Ne pas laisser le déficit à la charge de la collectivité, car ce programme est trop important.
Non
Ce sont toujours les collectivités qui s’en occupent et qui ont la charge du déficit. Pourtant les dirigeants de la Chambre de commerce et d’ industrie de Nîmes, en 2002, avaient proposé- «la meilleure façon de s’inscrire dans l’avenir, c’est de faire entrer de nouveaux partenaires capables d’augmenter la fréquentation», ou alors de privatiser – en partie.
12 ans plus tard, cela ne s’est pas fait, la gestion est toujours 100?% publique, le déficit est toujours là (6M€) supporté par les collectivités réunies pour la gestion au sein d’un EPCI. En 2011, Georges Frêche avait même indiqué que selon lui, le Pont serait mieux géré par le privé.
Pour information : en mi 2013, 80% des communes gardoises ont signé une convention de partenariat proposée par l’Etablissement public du Pont du Gard. Elles pourront faire bénéficier leurs concitoyens de la gratuité d’accès au site pendant 1 an renouvelable. Cela comprend le libre accès au site du Pont du Gard et à tous les espaces de découvertes du site. Elle permet également de bénéficier de 20% de réduction sur les billets de tous les spectacles et les activités culturelles.
Cette formule est compréhensible, mais peu utile en matière de défi.
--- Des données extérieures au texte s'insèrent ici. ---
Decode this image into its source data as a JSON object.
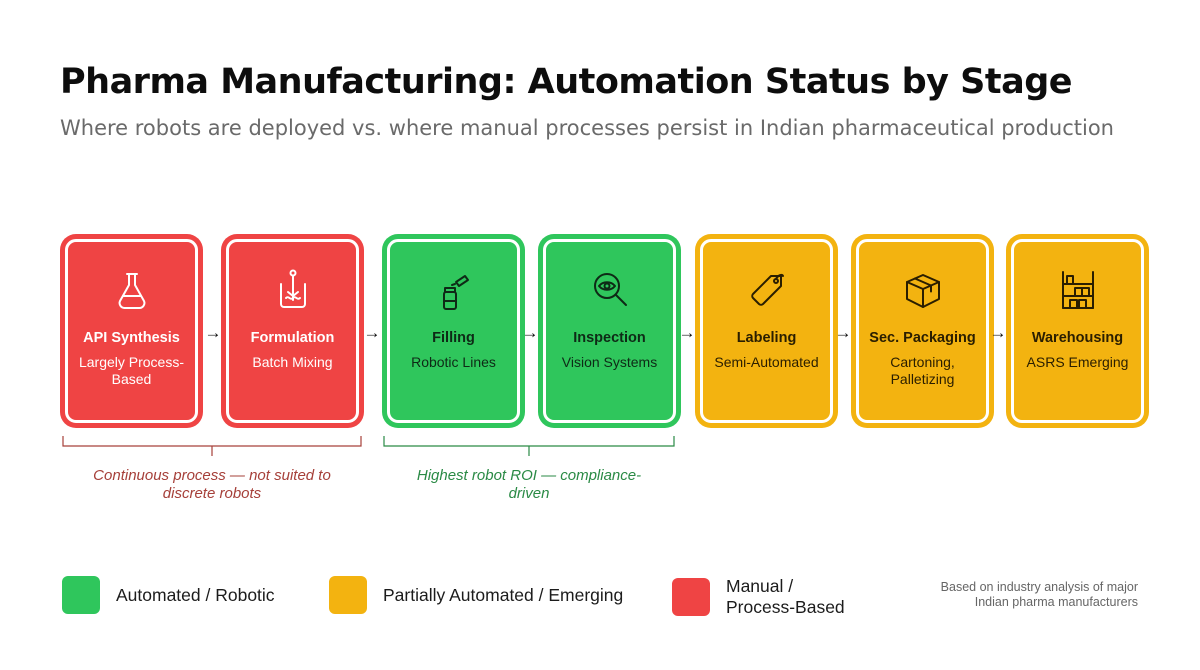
{
  "title": "Pharma Manufacturing: Automation Status by Stage",
  "subtitle": "Where robots are deployed vs. where manual processes persist in Indian pharmaceutical production",
  "stages": [
    {
      "name": "API Synthesis",
      "desc": "Largely Process-Based",
      "status": "manual",
      "icon": "flask-icon"
    },
    {
      "name": "Formulation",
      "desc": "Batch Mixing",
      "status": "manual",
      "icon": "mixing-beaker-icon"
    },
    {
      "name": "Filling",
      "desc": "Robotic Lines",
      "status": "automated",
      "icon": "vial-filling-icon"
    },
    {
      "name": "Inspection",
      "desc": "Vision Systems",
      "status": "automated",
      "icon": "eye-magnifier-icon"
    },
    {
      "name": "Labeling",
      "desc": "Semi-Automated",
      "status": "partial",
      "icon": "tag-icon"
    },
    {
      "name": "Sec. Packaging",
      "desc": "Cartoning, Palletizing",
      "status": "partial",
      "icon": "box-icon"
    },
    {
      "name": "Warehousing",
      "desc": "ASRS Emerging",
      "status": "partial",
      "icon": "shelving-icon"
    }
  ],
  "arrow_glyph": "→",
  "groups": [
    {
      "note": "Continuous process — not suited to discrete robots",
      "tone": "manual"
    },
    {
      "note": "Highest robot ROI — compliance-driven",
      "tone": "automated"
    }
  ],
  "legend": [
    {
      "label": "Automated / Robotic",
      "color": "#2fc65c"
    },
    {
      "label": "Partially Automated / Emerging",
      "color": "#f3b310"
    },
    {
      "label": "Manual / Process-Based",
      "color": "#ef4444"
    }
  ],
  "source": "Based on industry analysis of major Indian pharma manufacturers",
  "colors": {
    "manual": "#ef4444",
    "automated": "#2fc65c",
    "partial": "#f3b310",
    "manual_note": "#a6403a",
    "automated_note": "#2a8a45"
  }
}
E. Le domaine national de Chambord

Le château de Chambord, inscrit au patrimoine mondial de l’UNESCO, date de 1519, et a été classé monument historique en 1840. Le domaine national de Chambord comprend le château et la forêt domaniale environnante de 5 315 hectares.
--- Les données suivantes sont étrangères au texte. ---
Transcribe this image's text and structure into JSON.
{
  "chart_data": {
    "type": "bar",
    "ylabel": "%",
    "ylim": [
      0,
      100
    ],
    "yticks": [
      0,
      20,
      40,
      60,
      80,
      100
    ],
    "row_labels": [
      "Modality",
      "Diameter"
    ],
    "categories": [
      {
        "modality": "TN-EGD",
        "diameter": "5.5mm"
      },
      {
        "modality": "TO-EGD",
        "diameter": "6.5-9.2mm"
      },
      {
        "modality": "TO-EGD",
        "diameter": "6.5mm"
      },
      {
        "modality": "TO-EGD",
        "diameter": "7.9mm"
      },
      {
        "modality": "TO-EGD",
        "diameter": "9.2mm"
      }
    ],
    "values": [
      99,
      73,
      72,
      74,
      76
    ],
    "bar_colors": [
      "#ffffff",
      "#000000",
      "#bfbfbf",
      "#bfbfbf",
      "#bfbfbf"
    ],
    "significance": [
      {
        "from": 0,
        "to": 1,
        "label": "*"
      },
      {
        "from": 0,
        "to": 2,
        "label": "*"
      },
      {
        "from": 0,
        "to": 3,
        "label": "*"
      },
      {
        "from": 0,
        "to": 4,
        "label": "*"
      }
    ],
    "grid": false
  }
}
Devenu un EPCI en 2004, le domaine présente une situation financière saine, mais il faut reconnaître qu’il existe des défauts dans son fonctionnement.

Recommandations Suivies
Assurer un meilleur équilibre entre le respect des contraintes de la chasse et la nécessité d’ouvrir la forêt le plus largement possible au public. Non
Définir à l’intérieur du domaine de Chambord des limites précises entre le domaine public et le domaine privé. Non
Clarifier les relations entre la commune et l’Etablissement sur la base d’une convention de longue durée. Non.
Mais c’est en débat actuellement. Certains parlementaires pensent même que la commune de Chambord devrait disparaître et fusionner avec une commune voisine.
Pourtant le Sénat avait voté une clarification sur ce sujet, qui n’a pas été suivie d’effet à l’Assemblée nationale.

Conclusion

De tous les éléments abordés par la Cour des comptes, seules les recommandations portant sur les grands chantiers culturels ont connu un suivi positif. – Les cinq autres sujets n’ont connu aucun suivi : ils sont à 0% !
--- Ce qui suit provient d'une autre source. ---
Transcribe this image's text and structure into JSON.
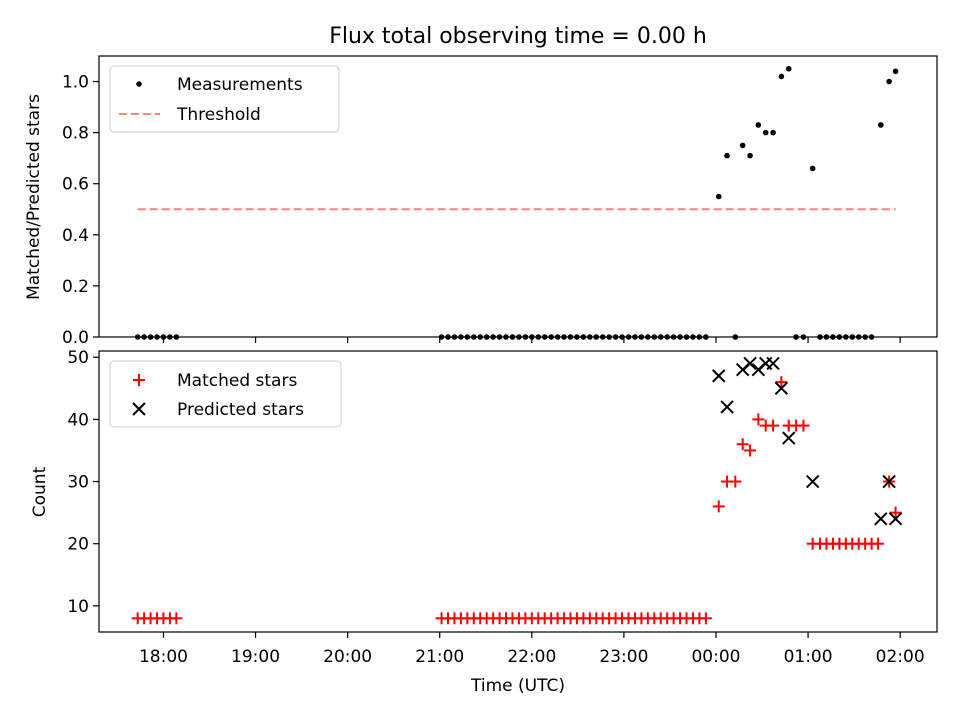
{
  "figure": {
    "title": "Flux total observing time = 0.00 h",
    "xlabel": "Time (UTC)",
    "x_tick_labels": [
      "18:00",
      "19:00",
      "20:00",
      "21:00",
      "22:00",
      "23:00",
      "00:00",
      "01:00",
      "02:00"
    ]
  },
  "colors": {
    "measurement": "#000000",
    "threshold": "#ff7f7f",
    "matched": "#ff0000",
    "predicted": "#000000"
  },
  "chart_data": [
    {
      "type": "scatter",
      "ylabel": "Matched/Predicted stars",
      "x_unit": "hours after 18:00 UTC",
      "xlim": [
        -0.7,
        8.4
      ],
      "ylim": [
        0.0,
        1.1
      ],
      "yticks": [
        0.0,
        0.2,
        0.4,
        0.6,
        0.8,
        1.0
      ],
      "y_tick_labels": [
        "0.0",
        "0.2",
        "0.4",
        "0.6",
        "0.8",
        "1.0"
      ],
      "legend": {
        "placement": "top-left",
        "entries": [
          "Measurements",
          "Threshold"
        ]
      },
      "series": [
        {
          "name": "Measurements",
          "marker": "dot",
          "points": [
            [
              -0.28,
              0
            ],
            [
              -0.21,
              0
            ],
            [
              -0.14,
              0
            ],
            [
              -0.07,
              0
            ],
            [
              0.0,
              0
            ],
            [
              0.07,
              0
            ],
            [
              0.14,
              0
            ],
            [
              3.02,
              0
            ],
            [
              3.09,
              0
            ],
            [
              3.16,
              0
            ],
            [
              3.23,
              0
            ],
            [
              3.3,
              0
            ],
            [
              3.37,
              0
            ],
            [
              3.44,
              0
            ],
            [
              3.51,
              0
            ],
            [
              3.58,
              0
            ],
            [
              3.65,
              0
            ],
            [
              3.72,
              0
            ],
            [
              3.79,
              0
            ],
            [
              3.86,
              0
            ],
            [
              3.93,
              0
            ],
            [
              4.0,
              0
            ],
            [
              4.07,
              0
            ],
            [
              4.14,
              0
            ],
            [
              4.21,
              0
            ],
            [
              4.28,
              0
            ],
            [
              4.35,
              0
            ],
            [
              4.42,
              0
            ],
            [
              4.49,
              0
            ],
            [
              4.56,
              0
            ],
            [
              4.63,
              0
            ],
            [
              4.7,
              0
            ],
            [
              4.77,
              0
            ],
            [
              4.84,
              0
            ],
            [
              4.91,
              0
            ],
            [
              4.98,
              0
            ],
            [
              5.05,
              0
            ],
            [
              5.12,
              0
            ],
            [
              5.19,
              0
            ],
            [
              5.26,
              0
            ],
            [
              5.33,
              0
            ],
            [
              5.4,
              0
            ],
            [
              5.47,
              0
            ],
            [
              5.54,
              0
            ],
            [
              5.61,
              0
            ],
            [
              5.68,
              0
            ],
            [
              5.75,
              0
            ],
            [
              5.82,
              0
            ],
            [
              5.89,
              0
            ],
            [
              6.03,
              0.55
            ],
            [
              6.12,
              0.71
            ],
            [
              6.21,
              0
            ],
            [
              6.29,
              0.75
            ],
            [
              6.37,
              0.71
            ],
            [
              6.46,
              0.83
            ],
            [
              6.54,
              0.8
            ],
            [
              6.62,
              0.8
            ],
            [
              6.71,
              1.02
            ],
            [
              6.79,
              1.05
            ],
            [
              6.87,
              0
            ],
            [
              6.95,
              0
            ],
            [
              7.05,
              0.66
            ],
            [
              7.13,
              0
            ],
            [
              7.2,
              0
            ],
            [
              7.27,
              0
            ],
            [
              7.34,
              0
            ],
            [
              7.41,
              0
            ],
            [
              7.48,
              0
            ],
            [
              7.55,
              0
            ],
            [
              7.62,
              0
            ],
            [
              7.69,
              0
            ],
            [
              7.79,
              0.83
            ],
            [
              7.88,
              1.0
            ],
            [
              7.95,
              1.04
            ]
          ]
        },
        {
          "name": "Threshold",
          "marker": "dashed-line",
          "points": [
            [
              -0.28,
              0.5
            ],
            [
              7.95,
              0.5
            ]
          ]
        }
      ]
    },
    {
      "type": "scatter",
      "ylabel": "Count",
      "x_unit": "hours after 18:00 UTC",
      "xlim": [
        -0.7,
        8.4
      ],
      "ylim": [
        5.8,
        51.0
      ],
      "yticks": [
        10,
        20,
        30,
        40,
        50
      ],
      "y_tick_labels": [
        "10",
        "20",
        "30",
        "40",
        "50"
      ],
      "legend": {
        "placement": "top-left",
        "entries": [
          "Matched stars",
          "Predicted stars"
        ]
      },
      "series": [
        {
          "name": "Matched stars",
          "marker": "plus",
          "points": [
            [
              -0.28,
              8
            ],
            [
              -0.21,
              8
            ],
            [
              -0.14,
              8
            ],
            [
              -0.07,
              8
            ],
            [
              0.0,
              8
            ],
            [
              0.07,
              8
            ],
            [
              0.14,
              8
            ],
            [
              3.02,
              8
            ],
            [
              3.09,
              8
            ],
            [
              3.16,
              8
            ],
            [
              3.23,
              8
            ],
            [
              3.3,
              8
            ],
            [
              3.37,
              8
            ],
            [
              3.44,
              8
            ],
            [
              3.51,
              8
            ],
            [
              3.58,
              8
            ],
            [
              3.65,
              8
            ],
            [
              3.72,
              8
            ],
            [
              3.79,
              8
            ],
            [
              3.86,
              8
            ],
            [
              3.93,
              8
            ],
            [
              4.0,
              8
            ],
            [
              4.07,
              8
            ],
            [
              4.14,
              8
            ],
            [
              4.21,
              8
            ],
            [
              4.28,
              8
            ],
            [
              4.35,
              8
            ],
            [
              4.42,
              8
            ],
            [
              4.49,
              8
            ],
            [
              4.56,
              8
            ],
            [
              4.63,
              8
            ],
            [
              4.7,
              8
            ],
            [
              4.77,
              8
            ],
            [
              4.84,
              8
            ],
            [
              4.91,
              8
            ],
            [
              4.98,
              8
            ],
            [
              5.05,
              8
            ],
            [
              5.12,
              8
            ],
            [
              5.19,
              8
            ],
            [
              5.26,
              8
            ],
            [
              5.33,
              8
            ],
            [
              5.4,
              8
            ],
            [
              5.47,
              8
            ],
            [
              5.54,
              8
            ],
            [
              5.61,
              8
            ],
            [
              5.68,
              8
            ],
            [
              5.75,
              8
            ],
            [
              5.82,
              8
            ],
            [
              5.89,
              8
            ],
            [
              6.03,
              26
            ],
            [
              6.12,
              30
            ],
            [
              6.21,
              30
            ],
            [
              6.29,
              36
            ],
            [
              6.37,
              35
            ],
            [
              6.46,
              40
            ],
            [
              6.54,
              39
            ],
            [
              6.62,
              39
            ],
            [
              6.71,
              46
            ],
            [
              6.79,
              39
            ],
            [
              6.87,
              39
            ],
            [
              6.95,
              39
            ],
            [
              7.05,
              20
            ],
            [
              7.13,
              20
            ],
            [
              7.2,
              20
            ],
            [
              7.27,
              20
            ],
            [
              7.34,
              20
            ],
            [
              7.41,
              20
            ],
            [
              7.48,
              20
            ],
            [
              7.55,
              20
            ],
            [
              7.62,
              20
            ],
            [
              7.69,
              20
            ],
            [
              7.76,
              20
            ],
            [
              7.88,
              30
            ],
            [
              7.95,
              25
            ]
          ]
        },
        {
          "name": "Predicted stars",
          "marker": "x",
          "points": [
            [
              6.03,
              47
            ],
            [
              6.12,
              42
            ],
            [
              6.29,
              48
            ],
            [
              6.37,
              49
            ],
            [
              6.46,
              48
            ],
            [
              6.54,
              49
            ],
            [
              6.62,
              49
            ],
            [
              6.71,
              45
            ],
            [
              6.79,
              37
            ],
            [
              7.05,
              30
            ],
            [
              7.79,
              24
            ],
            [
              7.88,
              30
            ],
            [
              7.95,
              24
            ]
          ]
        }
      ]
    }
  ]
}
La Cour doit être habituée à ce défaut d’écoute quant à ses recommandations en matière culturelle.

Au début de l’année 2014, la France a eu à subir les manifestations des intermittents du spectacle ; celles-ci coïncidant – toujours avec le renouvellement de signature de convention avec l’Unédic*2. Il est vrai qu’en ce début d’année, le taux de cotisation pour l’assurance chômage a été relevé.

En 2003, en 2009 et en 2013, la Cour avait émis les mêmes recommandations, jamais suivies, au sujet du statut des intermittents du spectacle, notamment en vue de résoudre :

1. le creusement du déficit, dû à diverses raisons notamment à un accroissement du nombre d’intermittents indemnisés (41 000 en 1991 et 107 000 en 2010 !). Le déficit du régime représente maintenant 31% du déficit total de l’assurance chômage, alors que les intermittents du spectacle ne représentent qu’à peine 4% des demandeurs d’emplois !!

2. le défaut de lutte contre la fraude, notamment dû à un manque de transparence.

De plus, l’allocation dans ce système semble prendre la forme d’un complément de salaire avec le CDD d’usage ; les employeurs reportent donc une partie du salaire sur le poids de l’Unédic ; l’audiovisuel public, en tant qu’employeur, est également concerné.

En matière de culture, les dossiers s’accumulent et les recommandations non suivies de la Cour des comptes s’empilent année après année.